Oleh Dr. Ir. Fransina.S. Latumahina,.S.Hut.MP.IPP (Staf Dosen Jurusan Kehutanan, Fakultas Pertanian Unpatti Ambon)
Ketika wabah pandemic Covid 19 mulai merebak di Indonesia dan bahkan hadir di Maluku, hampir semua pelaku ekonomi merasakan dampak yang sangat besar. Penghasilan harian dan bulanan menurun drastis. Kebutuhan keluarga tidak lagi tercukupi secara baik, kebebasan bekerja seakan – akan dirampas secara paksa oleh si virus ganas ini. Tak terkecuali para petani yang setiap harinya harus membanting tulang di kebun, sawah maupun hutan, semuanya ikut merasakan dampak yang sangat besar dari serangan wabah ini.
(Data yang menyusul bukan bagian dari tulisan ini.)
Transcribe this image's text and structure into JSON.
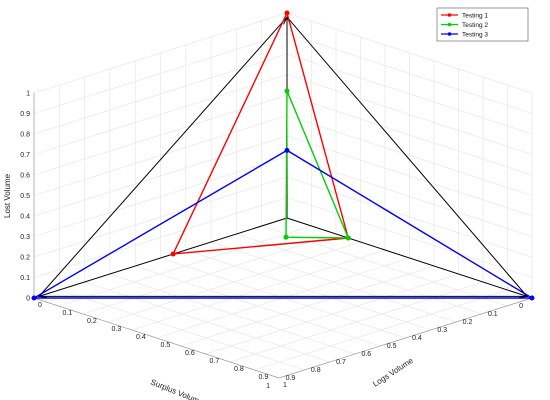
{
  "chart_data": {
    "type": "line",
    "projection": "3d",
    "title": "",
    "xlabel": "Logs Volume",
    "ylabel": "Surplus Volume",
    "zlabel": "Lost Volume",
    "xlim": [
      0,
      1
    ],
    "ylim": [
      0,
      1
    ],
    "zlim": [
      0,
      1
    ],
    "x_ticks": [
      "0",
      "0.1",
      "0.2",
      "0.3",
      "0.4",
      "0.5",
      "0.6",
      "0.7",
      "0.8",
      "0.9",
      "1"
    ],
    "y_ticks": [
      "0",
      "0.1",
      "0.2",
      "0.3",
      "0.4",
      "0.5",
      "0.6",
      "0.7",
      "0.8",
      "0.9",
      "1"
    ],
    "z_ticks": [
      "0",
      "0.1",
      "0.2",
      "0.3",
      "0.4",
      "0.5",
      "0.6",
      "0.7",
      "0.8",
      "0.9",
      "1"
    ],
    "grid": true,
    "legend_position": "top-right",
    "reference_triangle": {
      "color": "#000000",
      "vertices": [
        [
          0.98,
          0,
          0
        ],
        [
          0,
          0.98,
          0
        ],
        [
          0,
          0,
          0.98
        ]
      ]
    },
    "series": [
      {
        "name": "Testing 1",
        "color": "#ff0000",
        "closed": true,
        "points": [
          [
            0.25,
            0,
            0
          ],
          [
            0,
            0.45,
            0
          ],
          [
            0,
            0,
            1
          ]
        ]
      },
      {
        "name": "Testing 2",
        "color": "#00d000",
        "closed": true,
        "points": [
          [
            0.25,
            0,
            0
          ],
          [
            0.12,
            0.12,
            0
          ],
          [
            0,
            0,
            0.62
          ]
        ]
      },
      {
        "name": "Testing 3",
        "color": "#0000ff",
        "closed": true,
        "points": [
          [
            1,
            0,
            0
          ],
          [
            0,
            1,
            0
          ],
          [
            0,
            0,
            0.33
          ]
        ]
      }
    ]
  }
}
Para petani yang biasanya mampu memproduksi tanamannya dalam jumlah yang banyak tiba – tiba harus menghitung hari untuk berproduksi ditambah lagi serangan hama dan penyakit tanaman yang merebak akibat perubahan iklim,benar – benar memacu adrenalin petani untuk merasakan luka dan penderitaan yang berkepanjangan. Namun apa hendak dikata, semua harus dijalani, petani harus membuat pilihan – pilihan yang cerdas dalam mengelola tanaman mereka, sehingga mereka tetap bisa menghirup nafas segar dan berjibaku bersama tanaman yang ditanam. Adalah serangan hama dan penyakit merupakan salah satu faktor yang muncul dalam beberapa tahun belakangan ini di Indonesia dan juga Maluku, karena beragam faktor diantaranya perubahan iklim secara global, kompetisi antar serangga, serangga kehilangan habitat hingga kehadiran manusia dengan beragam aktivitas yang merusak ekosistem di alam. Ketika serangga ada dalam kondisi tidak nyaman di alam mereka akan melakukan perusakan – perusakan terhadap vegetasi yang tumbuh baik dalam kawasan hutan, kebun, ladang maupun areal persawahan. Serangan yang ditimbulkan akan menimbulkan kerusakan pada daun, batang hingga akar yang pada akhirnya akan berimbas terhadap kualitas dan kuantitas tanaman. Pada saat intensitas serangan semakin tinggi dengan luas serangan yang meluas maka petani akan kesulitan mengambil langkah – langakah pencegahan maupun pengendalian terhadap wabah hampa maupun penyakit yang menyerang, petani akan membutuhkan biaya yang cukup besar untuk pengendalian serangan hama yang muncul pada areal pertanaman mereka.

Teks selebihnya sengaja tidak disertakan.